Willie apparently felt the same way. Although Scott got the cats out of the room as quickly as possible and they never got within ten feet of us, the cats literally scared the crap out of Willie. While licking Scott’s face after he returned from removing the cats, Willie’s back began to round in that “Oh-my-god-he’s-about-to-shit” kind of way and I ran him outside and within seconds he spurted diarrhea within a few feet of the door. Poor Willie. We did a series of exercises that helped to relax him and he seemed none the worse for wear that evening.
But what a reminder how important it is to be able to “read” an animal. I have to admit, the aggressive yowl of a cat is hard to mis-interpret.
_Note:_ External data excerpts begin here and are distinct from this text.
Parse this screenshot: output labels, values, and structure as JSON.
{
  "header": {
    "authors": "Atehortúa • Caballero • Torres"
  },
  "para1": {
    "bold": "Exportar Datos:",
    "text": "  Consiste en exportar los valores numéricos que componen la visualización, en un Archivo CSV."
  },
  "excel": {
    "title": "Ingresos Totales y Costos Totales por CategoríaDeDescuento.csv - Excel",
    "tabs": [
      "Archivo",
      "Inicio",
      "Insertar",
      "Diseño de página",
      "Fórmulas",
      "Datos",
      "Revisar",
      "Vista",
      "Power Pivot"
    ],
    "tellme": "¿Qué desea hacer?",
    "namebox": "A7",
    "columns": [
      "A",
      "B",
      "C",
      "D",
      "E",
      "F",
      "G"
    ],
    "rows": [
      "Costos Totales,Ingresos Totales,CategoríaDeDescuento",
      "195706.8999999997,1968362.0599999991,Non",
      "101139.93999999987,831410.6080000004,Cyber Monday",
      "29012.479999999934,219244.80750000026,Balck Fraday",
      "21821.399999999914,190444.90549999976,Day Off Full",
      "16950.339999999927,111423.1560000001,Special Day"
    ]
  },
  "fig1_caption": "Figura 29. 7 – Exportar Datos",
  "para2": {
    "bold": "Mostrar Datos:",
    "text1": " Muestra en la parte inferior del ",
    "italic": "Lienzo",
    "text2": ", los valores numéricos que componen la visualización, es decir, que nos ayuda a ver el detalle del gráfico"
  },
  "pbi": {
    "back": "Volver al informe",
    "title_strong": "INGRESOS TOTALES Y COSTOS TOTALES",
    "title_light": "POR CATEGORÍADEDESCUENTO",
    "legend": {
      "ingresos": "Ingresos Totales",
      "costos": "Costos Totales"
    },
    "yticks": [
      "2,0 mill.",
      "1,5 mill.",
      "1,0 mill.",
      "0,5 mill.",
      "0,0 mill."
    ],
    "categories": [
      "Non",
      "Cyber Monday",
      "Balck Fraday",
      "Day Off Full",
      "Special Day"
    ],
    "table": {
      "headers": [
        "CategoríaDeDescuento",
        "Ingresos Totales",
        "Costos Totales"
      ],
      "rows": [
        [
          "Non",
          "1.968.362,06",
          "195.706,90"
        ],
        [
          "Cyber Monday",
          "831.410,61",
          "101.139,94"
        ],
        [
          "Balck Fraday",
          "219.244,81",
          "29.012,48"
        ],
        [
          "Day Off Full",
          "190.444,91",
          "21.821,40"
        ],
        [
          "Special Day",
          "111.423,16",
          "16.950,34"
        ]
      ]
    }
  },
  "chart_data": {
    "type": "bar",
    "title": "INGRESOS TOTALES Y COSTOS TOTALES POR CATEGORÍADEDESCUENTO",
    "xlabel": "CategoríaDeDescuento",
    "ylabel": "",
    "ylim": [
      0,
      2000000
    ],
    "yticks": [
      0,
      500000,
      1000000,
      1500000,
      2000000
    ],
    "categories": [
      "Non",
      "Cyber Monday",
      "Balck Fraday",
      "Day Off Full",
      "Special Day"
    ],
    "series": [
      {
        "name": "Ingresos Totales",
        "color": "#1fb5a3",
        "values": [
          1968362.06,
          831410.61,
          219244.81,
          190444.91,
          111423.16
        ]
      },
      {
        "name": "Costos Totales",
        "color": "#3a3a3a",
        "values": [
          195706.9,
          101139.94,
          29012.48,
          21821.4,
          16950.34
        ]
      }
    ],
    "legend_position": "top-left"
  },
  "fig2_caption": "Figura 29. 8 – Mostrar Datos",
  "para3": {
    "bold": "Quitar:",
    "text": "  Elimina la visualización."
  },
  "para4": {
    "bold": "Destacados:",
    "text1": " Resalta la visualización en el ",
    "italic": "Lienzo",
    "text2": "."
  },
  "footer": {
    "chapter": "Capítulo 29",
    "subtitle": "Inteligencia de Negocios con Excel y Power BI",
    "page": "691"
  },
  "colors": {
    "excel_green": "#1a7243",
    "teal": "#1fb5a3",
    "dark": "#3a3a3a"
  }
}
There’s little that can get your attention better than that. But here’s another feline vocalization to get your attention. This video of a cat being brushed is, at the moment, my all time favorite cat video ever. And I’d love to hear your opinion of the emotional state of this cat…
What about you? Ever had a use it’s “yowl” vocalization on you? I’m happy to say that I’ve never heard Sushi come even close. Just like most dogs never go hard in the eye and threaten us with the potential of injury, most cats don’t become as aggressive as the one Willie encountered. Let us know, a few readers asked for more conversations about cats, and I say “Meow” to that. (Sorry.)
MEANWHILE, back on the farm: Willie had a set back last week that was tough for all of us. Back on the leash and in the crate all the time, after working his way up to a few hours loose in the house in his hobbles. The good news is that he is better after 3 days of rest. The bad news is that I am still struggling with the opinion of his surgeon and physical therapist that Willie simply will never be a sound dog. The surgery repaired his bicepital tendon, but he has two medial ligaments that were badly damaged, probably years ago in another incident, and he’ll most likely always have trouble with them. I haven’t given up on more treatment, whether it’s Reiki or Laser or, or, or ….. But right now I can’t add anything else to our treatment plan; we spend 2 half days a week going for PT and underwater treadmill work, his PT at home takes a long time each day and if I told you what I was spending on him right now I’d have to kill you.
So we’ll go one day at a time. After all, I have some physical issues that will never be “cured” that I manage, so Willie and I will just do the same thing. Willie got to be off leash in the hobbles last night for 2 hours. Granted I spent all the time on the living room rug cuddling with him to keep him relatively quiet, (it was a sacrifice) but still, one step forward. I was hoping to let him start working sheep by mid November, now it’s by the end of the year. And the first day I can bring out a toy? Oh my, be still my heart. Sushi, on the other hand, has loved Willie being on leash for all these months. Maybe she’s sneaking in when I’m gone and opening his crate door?